Re: couple corrections of the couple corrections:
Paul A., on host 130.95.128.6
Thursday, August 5, 1999, at 07:47:35
couple corrections: posted by Brandon on Wednesday, August 4, 1999, at 22:12:59:
> > At the end, Dave lands on Jupiter and encounters the second monolith, > > Third monolith. The second monolith is in the Tycho crater on the moon. It plants the idea that > we have to travel to jupiter post haste > > > also left by these unseen aliens for us to find when the arc of human learning triggered by finding > > the first monolith progressed to the point where we could find it. > > Nope, that was the tycho crater.
True.
> the Jupiter crater was there to begin a new sun and new life once activated.
Not really. The Jupiter monolith was there to collect whoever came as a result of finding the Tycho monolith.
(It did become somewhat involved with the new sun thing later, but not until 2010.)
> > When Dave finds the second monolith, he is presumably raised to a new level of understanding > > about the universe -- some level of enlightenment as foreign to us as using tools is to > > terrestrial animals or pre-monolith ape people. > > nope. Dave is, to use a borg term, assimilated into the monolith and becomes sentient energy
...as part of the process of being raised to a new level of understanding and ability, as Sam said.

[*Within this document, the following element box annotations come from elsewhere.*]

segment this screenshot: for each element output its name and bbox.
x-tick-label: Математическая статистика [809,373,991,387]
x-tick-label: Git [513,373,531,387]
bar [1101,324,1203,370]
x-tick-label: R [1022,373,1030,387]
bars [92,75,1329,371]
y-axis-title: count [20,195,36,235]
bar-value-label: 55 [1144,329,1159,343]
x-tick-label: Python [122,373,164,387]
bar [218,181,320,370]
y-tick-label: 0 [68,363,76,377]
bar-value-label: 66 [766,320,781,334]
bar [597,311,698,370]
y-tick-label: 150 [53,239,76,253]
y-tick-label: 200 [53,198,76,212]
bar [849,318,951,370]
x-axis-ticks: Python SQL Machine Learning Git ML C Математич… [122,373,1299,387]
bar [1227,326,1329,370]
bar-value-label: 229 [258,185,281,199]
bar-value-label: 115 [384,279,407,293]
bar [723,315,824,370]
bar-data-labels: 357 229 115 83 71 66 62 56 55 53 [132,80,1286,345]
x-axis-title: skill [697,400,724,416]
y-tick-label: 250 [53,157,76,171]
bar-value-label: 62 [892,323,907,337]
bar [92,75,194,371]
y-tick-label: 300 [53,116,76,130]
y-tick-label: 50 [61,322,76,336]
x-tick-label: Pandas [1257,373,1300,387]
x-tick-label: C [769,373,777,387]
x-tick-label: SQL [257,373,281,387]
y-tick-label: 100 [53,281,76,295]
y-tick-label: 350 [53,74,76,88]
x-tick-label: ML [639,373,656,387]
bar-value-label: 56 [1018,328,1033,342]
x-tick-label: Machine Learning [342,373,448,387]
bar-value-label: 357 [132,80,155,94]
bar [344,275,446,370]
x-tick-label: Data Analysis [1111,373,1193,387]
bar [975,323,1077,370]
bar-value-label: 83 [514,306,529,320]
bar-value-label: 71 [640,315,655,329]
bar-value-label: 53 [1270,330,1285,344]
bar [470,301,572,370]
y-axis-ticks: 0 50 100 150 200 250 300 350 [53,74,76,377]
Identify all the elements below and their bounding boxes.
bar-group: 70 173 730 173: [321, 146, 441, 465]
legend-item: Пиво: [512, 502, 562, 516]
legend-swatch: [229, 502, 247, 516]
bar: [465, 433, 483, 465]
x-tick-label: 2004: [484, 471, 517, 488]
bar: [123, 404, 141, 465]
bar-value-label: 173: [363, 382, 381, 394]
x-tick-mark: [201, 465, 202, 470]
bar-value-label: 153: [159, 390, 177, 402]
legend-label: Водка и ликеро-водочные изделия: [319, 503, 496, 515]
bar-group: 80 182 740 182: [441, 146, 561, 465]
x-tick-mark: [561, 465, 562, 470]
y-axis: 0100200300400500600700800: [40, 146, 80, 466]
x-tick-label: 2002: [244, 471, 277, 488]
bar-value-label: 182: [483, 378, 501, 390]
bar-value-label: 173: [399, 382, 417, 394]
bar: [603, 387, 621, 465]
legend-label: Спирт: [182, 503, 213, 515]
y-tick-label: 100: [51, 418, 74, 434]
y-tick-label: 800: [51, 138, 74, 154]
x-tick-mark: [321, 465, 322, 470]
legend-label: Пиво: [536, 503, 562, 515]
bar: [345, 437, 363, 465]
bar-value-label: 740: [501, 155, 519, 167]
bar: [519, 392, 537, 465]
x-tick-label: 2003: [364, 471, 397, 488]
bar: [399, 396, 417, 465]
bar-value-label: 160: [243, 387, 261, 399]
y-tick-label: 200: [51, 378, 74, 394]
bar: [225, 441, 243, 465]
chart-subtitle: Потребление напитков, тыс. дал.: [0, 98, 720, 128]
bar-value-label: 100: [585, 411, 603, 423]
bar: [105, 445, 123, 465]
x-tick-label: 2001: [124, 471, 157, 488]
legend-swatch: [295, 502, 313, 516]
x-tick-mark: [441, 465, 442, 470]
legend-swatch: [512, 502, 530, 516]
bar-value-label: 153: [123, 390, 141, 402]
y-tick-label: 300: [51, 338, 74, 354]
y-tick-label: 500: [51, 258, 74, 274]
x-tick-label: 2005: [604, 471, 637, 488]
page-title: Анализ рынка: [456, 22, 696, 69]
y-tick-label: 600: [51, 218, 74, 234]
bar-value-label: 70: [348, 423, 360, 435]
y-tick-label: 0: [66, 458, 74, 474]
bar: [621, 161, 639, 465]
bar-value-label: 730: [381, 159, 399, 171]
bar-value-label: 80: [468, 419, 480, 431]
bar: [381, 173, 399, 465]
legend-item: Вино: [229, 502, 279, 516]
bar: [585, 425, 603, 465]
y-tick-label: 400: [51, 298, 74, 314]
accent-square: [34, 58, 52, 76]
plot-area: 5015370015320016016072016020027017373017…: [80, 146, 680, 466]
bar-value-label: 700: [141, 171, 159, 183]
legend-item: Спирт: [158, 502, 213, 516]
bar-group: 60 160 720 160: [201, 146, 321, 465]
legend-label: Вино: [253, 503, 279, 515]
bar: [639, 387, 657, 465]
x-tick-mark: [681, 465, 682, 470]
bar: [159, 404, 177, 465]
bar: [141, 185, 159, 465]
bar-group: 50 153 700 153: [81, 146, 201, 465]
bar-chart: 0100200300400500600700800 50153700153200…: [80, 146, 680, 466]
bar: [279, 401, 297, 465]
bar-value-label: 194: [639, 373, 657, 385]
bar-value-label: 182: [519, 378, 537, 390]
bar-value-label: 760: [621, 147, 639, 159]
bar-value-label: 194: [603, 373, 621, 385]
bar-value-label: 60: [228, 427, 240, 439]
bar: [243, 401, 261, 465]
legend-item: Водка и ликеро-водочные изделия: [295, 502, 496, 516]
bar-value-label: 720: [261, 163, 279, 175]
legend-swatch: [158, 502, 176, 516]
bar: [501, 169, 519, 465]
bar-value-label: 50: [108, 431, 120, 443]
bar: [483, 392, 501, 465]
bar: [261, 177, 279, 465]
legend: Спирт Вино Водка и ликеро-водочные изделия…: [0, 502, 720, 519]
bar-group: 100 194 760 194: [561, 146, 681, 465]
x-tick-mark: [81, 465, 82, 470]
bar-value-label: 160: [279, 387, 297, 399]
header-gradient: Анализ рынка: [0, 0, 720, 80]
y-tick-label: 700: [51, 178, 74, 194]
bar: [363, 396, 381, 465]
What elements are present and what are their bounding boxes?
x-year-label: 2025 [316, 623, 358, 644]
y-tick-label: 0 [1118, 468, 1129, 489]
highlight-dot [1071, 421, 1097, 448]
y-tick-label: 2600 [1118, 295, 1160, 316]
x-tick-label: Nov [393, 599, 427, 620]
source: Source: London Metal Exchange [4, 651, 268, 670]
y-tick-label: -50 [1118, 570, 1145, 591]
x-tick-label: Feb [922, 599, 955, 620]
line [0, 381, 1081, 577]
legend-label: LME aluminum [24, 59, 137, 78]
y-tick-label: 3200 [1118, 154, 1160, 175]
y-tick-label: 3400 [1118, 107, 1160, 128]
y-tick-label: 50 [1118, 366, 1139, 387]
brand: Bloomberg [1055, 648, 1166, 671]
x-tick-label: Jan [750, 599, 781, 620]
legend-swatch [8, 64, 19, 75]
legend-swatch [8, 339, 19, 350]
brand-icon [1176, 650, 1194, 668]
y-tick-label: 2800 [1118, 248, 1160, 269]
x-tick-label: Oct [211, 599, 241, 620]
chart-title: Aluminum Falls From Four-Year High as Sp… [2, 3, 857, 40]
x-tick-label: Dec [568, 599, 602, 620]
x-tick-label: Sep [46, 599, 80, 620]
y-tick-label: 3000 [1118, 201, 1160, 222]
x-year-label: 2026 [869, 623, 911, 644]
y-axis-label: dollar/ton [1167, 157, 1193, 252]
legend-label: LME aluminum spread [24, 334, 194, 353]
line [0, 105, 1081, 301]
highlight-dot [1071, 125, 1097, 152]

> The movie showed the fetus to indicate Dave was being reborn.
'Sright.
(I think Clarke suggests - in 2010, if memory serves - that the whole business with the hotel room and the Old Dave is him hallucinating wildly during the process of rebirth, which of course neither he nor we could really understand. That's Clarke's explanation, though - God knows what Kubrick thought it was about.)
> The book went further than the movie
(snip stuff about giant diamonds and Moms)
No it doesn't. It ends right where the movie does.
The bits you describe are in 2010.
> > But even then, that's a heck of a lot more of an explanation than the movie ever gives. > > agreed. the movie didn't do the book justice.
That's not really an appropriate thing to say, considering the circumstances under which the book and movie came about -- they were done simultaneously, with Clarke doing his take on the story, and Kubrick doing his own.
I will agree, though, that Clarke's version is somewhat more... accessible... to most people.